Central Bank to reduce exchange rate role in 2011-2013
MOSCOW. Sept 21 (Interfax) - The Central Bank will steadily reduce its role in the exchange rate process and in preparing the economy for a floating exchange rate, according to the draft fiscal policy for 2011 and 2012-2013 that was approved by the Central Bank's board of directors on September 10, 2010, the text of which has been obtained by Interfax.
The Central Bank will continue using the floating corridor for the bicurrency basket's exchange rate, whose boundaries are automatically adjusted depending on the size of any interventions. The bank plans to retain the ability to conduct currency purchases and sales at the borders of the corridor and inside it.
That will prevent the exchange rate from fluctuating excessively without hindering the effect of market forces.
The balance of trade and cross-border capital flows will be the main factors affecting the ruble exchange rate in 2011-2013, the document says.
Maintenance of a trade surplus will tend to strengthen the ruble in proportion to the size of the surplus.
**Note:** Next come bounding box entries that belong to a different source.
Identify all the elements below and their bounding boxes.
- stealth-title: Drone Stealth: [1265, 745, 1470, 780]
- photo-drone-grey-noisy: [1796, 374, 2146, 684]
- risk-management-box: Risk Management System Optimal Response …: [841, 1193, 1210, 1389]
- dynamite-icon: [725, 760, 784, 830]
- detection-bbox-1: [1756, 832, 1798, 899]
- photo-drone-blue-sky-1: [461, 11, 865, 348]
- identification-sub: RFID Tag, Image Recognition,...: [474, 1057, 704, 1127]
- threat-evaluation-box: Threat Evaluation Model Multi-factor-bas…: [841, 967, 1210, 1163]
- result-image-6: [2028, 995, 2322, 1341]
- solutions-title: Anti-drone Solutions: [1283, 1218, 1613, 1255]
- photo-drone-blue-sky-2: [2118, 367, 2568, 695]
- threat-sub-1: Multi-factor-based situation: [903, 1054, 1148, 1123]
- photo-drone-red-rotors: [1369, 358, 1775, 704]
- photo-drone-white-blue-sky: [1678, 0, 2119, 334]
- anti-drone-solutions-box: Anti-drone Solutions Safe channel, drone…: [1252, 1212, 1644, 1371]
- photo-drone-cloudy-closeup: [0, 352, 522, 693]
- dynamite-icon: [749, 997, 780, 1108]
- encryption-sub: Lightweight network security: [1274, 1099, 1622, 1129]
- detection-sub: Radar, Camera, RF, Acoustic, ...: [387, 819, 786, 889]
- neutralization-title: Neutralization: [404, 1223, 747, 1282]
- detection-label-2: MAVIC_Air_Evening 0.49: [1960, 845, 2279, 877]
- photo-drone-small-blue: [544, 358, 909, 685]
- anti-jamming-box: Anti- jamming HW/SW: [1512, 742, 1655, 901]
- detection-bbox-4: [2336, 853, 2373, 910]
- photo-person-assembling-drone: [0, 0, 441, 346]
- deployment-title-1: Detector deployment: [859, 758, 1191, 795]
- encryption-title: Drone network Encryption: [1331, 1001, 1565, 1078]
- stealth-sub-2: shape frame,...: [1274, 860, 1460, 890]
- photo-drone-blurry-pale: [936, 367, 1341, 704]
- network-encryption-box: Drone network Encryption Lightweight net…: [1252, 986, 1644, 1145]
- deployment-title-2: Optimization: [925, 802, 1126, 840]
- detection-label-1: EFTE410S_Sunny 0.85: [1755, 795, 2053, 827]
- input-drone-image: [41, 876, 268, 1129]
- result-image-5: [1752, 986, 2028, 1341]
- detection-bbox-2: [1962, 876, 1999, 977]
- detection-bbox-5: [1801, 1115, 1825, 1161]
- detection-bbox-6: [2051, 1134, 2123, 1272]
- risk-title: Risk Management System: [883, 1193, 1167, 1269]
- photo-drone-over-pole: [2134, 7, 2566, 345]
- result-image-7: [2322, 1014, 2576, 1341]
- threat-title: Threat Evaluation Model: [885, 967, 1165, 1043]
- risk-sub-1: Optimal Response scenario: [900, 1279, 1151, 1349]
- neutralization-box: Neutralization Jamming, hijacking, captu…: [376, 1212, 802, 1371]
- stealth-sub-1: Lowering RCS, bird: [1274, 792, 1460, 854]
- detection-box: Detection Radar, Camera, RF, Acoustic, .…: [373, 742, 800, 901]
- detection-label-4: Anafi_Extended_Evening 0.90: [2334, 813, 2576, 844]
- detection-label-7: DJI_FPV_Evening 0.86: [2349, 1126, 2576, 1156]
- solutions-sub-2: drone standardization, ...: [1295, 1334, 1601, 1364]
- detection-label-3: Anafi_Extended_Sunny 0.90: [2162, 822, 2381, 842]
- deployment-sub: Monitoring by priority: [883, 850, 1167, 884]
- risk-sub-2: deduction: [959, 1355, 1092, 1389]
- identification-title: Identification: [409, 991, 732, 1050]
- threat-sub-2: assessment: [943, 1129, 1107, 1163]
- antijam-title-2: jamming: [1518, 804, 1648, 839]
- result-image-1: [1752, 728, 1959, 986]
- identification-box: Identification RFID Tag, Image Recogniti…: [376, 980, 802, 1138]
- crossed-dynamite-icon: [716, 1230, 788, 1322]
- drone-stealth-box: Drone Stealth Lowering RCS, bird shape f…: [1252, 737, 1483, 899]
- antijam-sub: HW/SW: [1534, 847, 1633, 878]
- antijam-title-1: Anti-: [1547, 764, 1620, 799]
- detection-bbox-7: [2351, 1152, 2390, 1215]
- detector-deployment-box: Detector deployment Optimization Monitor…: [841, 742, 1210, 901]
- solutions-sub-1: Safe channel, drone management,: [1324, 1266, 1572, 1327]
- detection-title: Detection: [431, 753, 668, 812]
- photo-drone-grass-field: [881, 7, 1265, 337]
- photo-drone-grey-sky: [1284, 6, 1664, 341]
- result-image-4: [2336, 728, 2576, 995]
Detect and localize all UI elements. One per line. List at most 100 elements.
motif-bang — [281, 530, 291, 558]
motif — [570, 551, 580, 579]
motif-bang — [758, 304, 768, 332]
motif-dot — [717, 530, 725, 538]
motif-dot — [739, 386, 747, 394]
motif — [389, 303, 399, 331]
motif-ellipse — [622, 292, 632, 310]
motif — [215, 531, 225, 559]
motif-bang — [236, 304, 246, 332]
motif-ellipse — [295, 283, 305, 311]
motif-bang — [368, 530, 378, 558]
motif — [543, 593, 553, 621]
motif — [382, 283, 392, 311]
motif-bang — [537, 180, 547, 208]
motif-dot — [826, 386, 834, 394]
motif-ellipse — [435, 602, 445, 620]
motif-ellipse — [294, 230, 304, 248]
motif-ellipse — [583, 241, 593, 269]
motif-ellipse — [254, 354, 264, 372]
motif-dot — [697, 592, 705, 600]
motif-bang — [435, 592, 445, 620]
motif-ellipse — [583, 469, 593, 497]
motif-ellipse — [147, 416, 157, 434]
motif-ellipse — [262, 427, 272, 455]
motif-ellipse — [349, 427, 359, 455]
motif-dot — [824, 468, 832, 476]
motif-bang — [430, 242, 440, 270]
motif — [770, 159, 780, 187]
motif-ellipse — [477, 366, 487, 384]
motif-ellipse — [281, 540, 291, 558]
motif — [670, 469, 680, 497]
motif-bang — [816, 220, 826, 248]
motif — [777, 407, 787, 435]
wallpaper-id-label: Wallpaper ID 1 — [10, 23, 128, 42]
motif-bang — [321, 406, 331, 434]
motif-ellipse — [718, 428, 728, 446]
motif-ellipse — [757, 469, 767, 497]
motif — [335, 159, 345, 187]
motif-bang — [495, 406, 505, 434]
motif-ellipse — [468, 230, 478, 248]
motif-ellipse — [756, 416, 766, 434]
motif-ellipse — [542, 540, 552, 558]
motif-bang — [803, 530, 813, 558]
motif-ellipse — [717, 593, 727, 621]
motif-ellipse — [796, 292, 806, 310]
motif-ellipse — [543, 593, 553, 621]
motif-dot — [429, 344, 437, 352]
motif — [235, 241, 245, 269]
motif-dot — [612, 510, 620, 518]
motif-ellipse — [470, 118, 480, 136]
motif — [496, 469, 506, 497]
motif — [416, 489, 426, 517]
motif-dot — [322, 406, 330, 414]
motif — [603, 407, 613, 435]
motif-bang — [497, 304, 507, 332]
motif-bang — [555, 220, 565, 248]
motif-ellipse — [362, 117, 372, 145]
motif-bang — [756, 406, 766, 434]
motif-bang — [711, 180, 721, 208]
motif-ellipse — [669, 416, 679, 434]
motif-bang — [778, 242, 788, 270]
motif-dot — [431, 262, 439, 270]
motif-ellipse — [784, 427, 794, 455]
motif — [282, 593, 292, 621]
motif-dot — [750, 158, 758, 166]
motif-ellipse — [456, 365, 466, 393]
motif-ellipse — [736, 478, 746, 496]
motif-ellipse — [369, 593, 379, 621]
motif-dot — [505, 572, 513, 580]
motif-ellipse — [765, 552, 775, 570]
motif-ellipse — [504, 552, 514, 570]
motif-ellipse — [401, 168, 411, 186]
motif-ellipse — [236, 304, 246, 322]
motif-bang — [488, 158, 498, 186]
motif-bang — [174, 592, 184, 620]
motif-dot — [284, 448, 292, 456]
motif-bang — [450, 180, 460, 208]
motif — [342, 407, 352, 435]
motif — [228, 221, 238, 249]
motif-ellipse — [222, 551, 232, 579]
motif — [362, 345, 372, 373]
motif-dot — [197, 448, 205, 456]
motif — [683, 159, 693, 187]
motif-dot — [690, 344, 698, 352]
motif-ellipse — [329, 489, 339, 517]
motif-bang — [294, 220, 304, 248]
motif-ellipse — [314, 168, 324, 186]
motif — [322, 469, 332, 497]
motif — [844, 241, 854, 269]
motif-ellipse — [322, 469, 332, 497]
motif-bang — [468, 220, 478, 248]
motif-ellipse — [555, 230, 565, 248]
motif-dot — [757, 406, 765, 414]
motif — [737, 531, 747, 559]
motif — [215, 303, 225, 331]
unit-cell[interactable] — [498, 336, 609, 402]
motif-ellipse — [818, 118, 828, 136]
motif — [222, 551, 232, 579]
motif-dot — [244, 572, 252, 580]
The effect of capital flows introduces substantial uncertainty into the exchange rate in the medium term. That increases the importance of risk management for business and other economic organizations and the role of the Central Bank's interest rate policy in ensuring financial stability and meeting inflation targets.
The bank will also phase out anti-crisis tools for regulating liquidity at banks and return to traditional mechanisms. However, the Central Bank reserves the right to issue unsecured loans and to use other discontinued refinancing instruments as needed.
Given a stable situation on the currency exchange, the Central Bank will concentrate on regulating short-term liquidity. In order to improve access to refinancing operations, the bank plans to expand the list of assets that may be used as security in those operations, including gold.